From a price perspective, most trend technicals remain bearish to neutral. Price also sits within a multi-month bearish pitchfork. Trend technicals have largely remained bearish for the entirety of 2022. The good news is a trend shift will likely be cut and dry, if and when a trend shift occurs. The key resistance level stands at $20,000, from both a technical and psychological level. As volatility continues to collapse, a significant move becomes more and more likely over the next few weeks. Since Bitcoin trading began, price has had a series of extreme volatility expansions and contractions. Now post-FTX collapse, this volatility pop will likely be no different.

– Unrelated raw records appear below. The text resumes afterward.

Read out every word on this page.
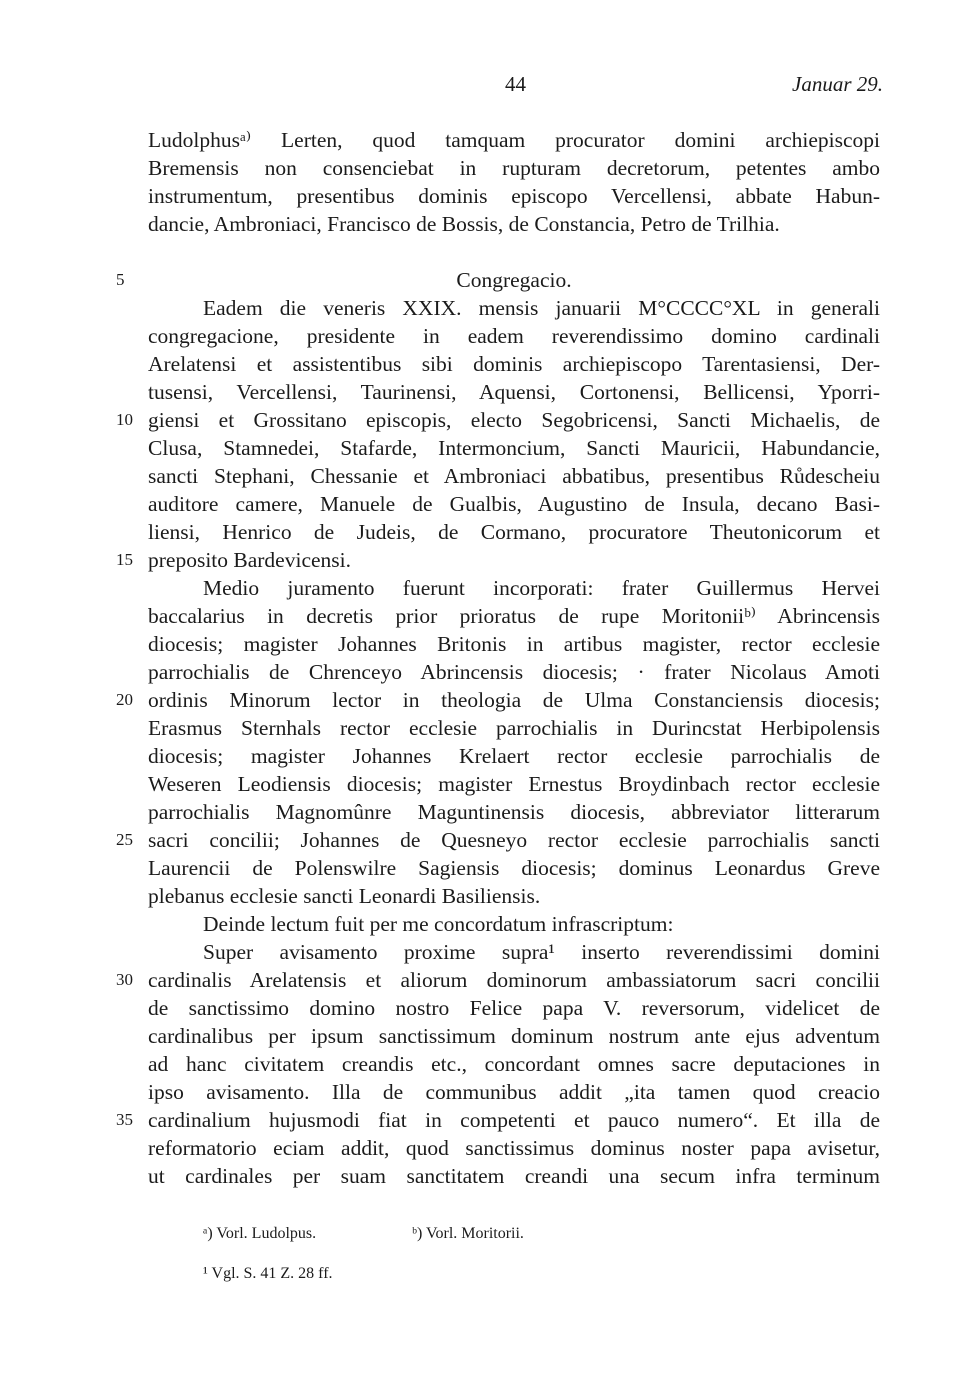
44	Januar 29.
Ludolphusᵃ⁾ Lerten, quod tamquam procurator domini archiepiscopi
Bremensis non consenciebat in rupturam decretorum, petentes ambo
instrumentum, presentibus dominis episcopo Vercellensi, abbate Habun-
dancie, Ambroniaci, Francisco de Bossis, de Constancia, Petro de Trilhia.
Congregacio.
Eadem die veneris XXIX. mensis januarii M°CCCC°XL in generali
congregacione, presidente in eadem reverendissimo domino cardinali
Arelatensi et assistentibus sibi dominis archiepiscopo Tarentasiensi, Der-
tusensi, Vercellensi, Taurinensi, Aquensi, Cortonensi, Bellicensi, Yporri-
giensi et Grossitano episcopis, electo Segobricensi, Sancti Michaelis, de
Clusa, Stamnedei, Stafarde, Intermoncium, Sancti Mauricii, Habundancie,
sancti Stephani, Chessanie et Ambroniaci abbatibus, presentibus Růdescheiu
auditore camere, Manuele de Gualbis, Augustino de Insula, decano Basi-
liensi, Henrico de Judeis, de Cormano, procuratore Theutonicorum et
preposito Bardevicensi.
Medio juramento fuerunt incorporati: frater Guillermus Hervei
baccalarius in decretis prior prioratus de rupe Moritoniiᵇ⁾ Abrincensis
diocesis; magister Johannes Britonis in artibus magister, rector ecclesie
parrochialis de Chrenceyo Abrincensis diocesis; · frater Nicolaus Amoti
ordinis Minorum lector in theologia de Ulma Constanciensis diocesis;
Erasmus Sternhals rector ecclesie parrochialis in Durincstat Herbipolensis
diocesis; magister Johannes Krelaert rector ecclesie parrochialis de
Weseren Leodiensis diocesis; magister Ernestus Broydinbach rector ecclesie
parrochialis Magnomûnre Maguntinensis diocesis, abbreviator litterarum
sacri concilii; Johannes de Quesneyo rector ecclesie parrochialis sancti
Laurencii de Polenswilre Sagiensis diocesis; dominus Leonardus Greve
plebanus ecclesie sancti Leonardi Basiliensis.
Deinde lectum fuit per me concordatum infrascriptum:
Super avisamento proxime supra¹ inserto reverendissimi domini
cardinalis Arelatensis et aliorum dominorum ambassiatorum sacri concilii
de sanctissimo domino nostro Felice papa V. reversorum, videlicet de
cardinalibus per ipsum sanctissimum dominum nostrum ante ejus adventum
ad hanc civitatem creandis etc., concordant omnes sacre deputaciones in
ipso avisamento. Illa de communibus addit „ita tamen quod creacio
cardinalium hujusmodi fiat in competenti et pauco numero“. Et illa de
reformatorio eciam addit, quod sanctissimus dominus noster papa avisetur,
ut cardinales per suam sanctitatem creandi una secum infra terminum
5
10
15
20
25
30
35
ᵃ) Vorl. Ludolpus.	ᵇ) Vorl. Moritorii.
¹ Vgl. S. 41 Z. 28 ff.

Stablecoin dominance (SD), relative to non-stablecoins, can also help elucidate broader sentiment in the market. Stablecoins entered the scene in the form of Tether (USDT) in 2014, with several more launching in 2018. Stables allow for increasing transferability and convertibility of fiat currencies to cryptocurrencies, and they also can act as a potential hedge against market volatility. Over the past year, unsurprisingly, SD has continued to grow, and remains near all-time highs. SD should begin to fall if and when risk-on sentiment returns in 2023.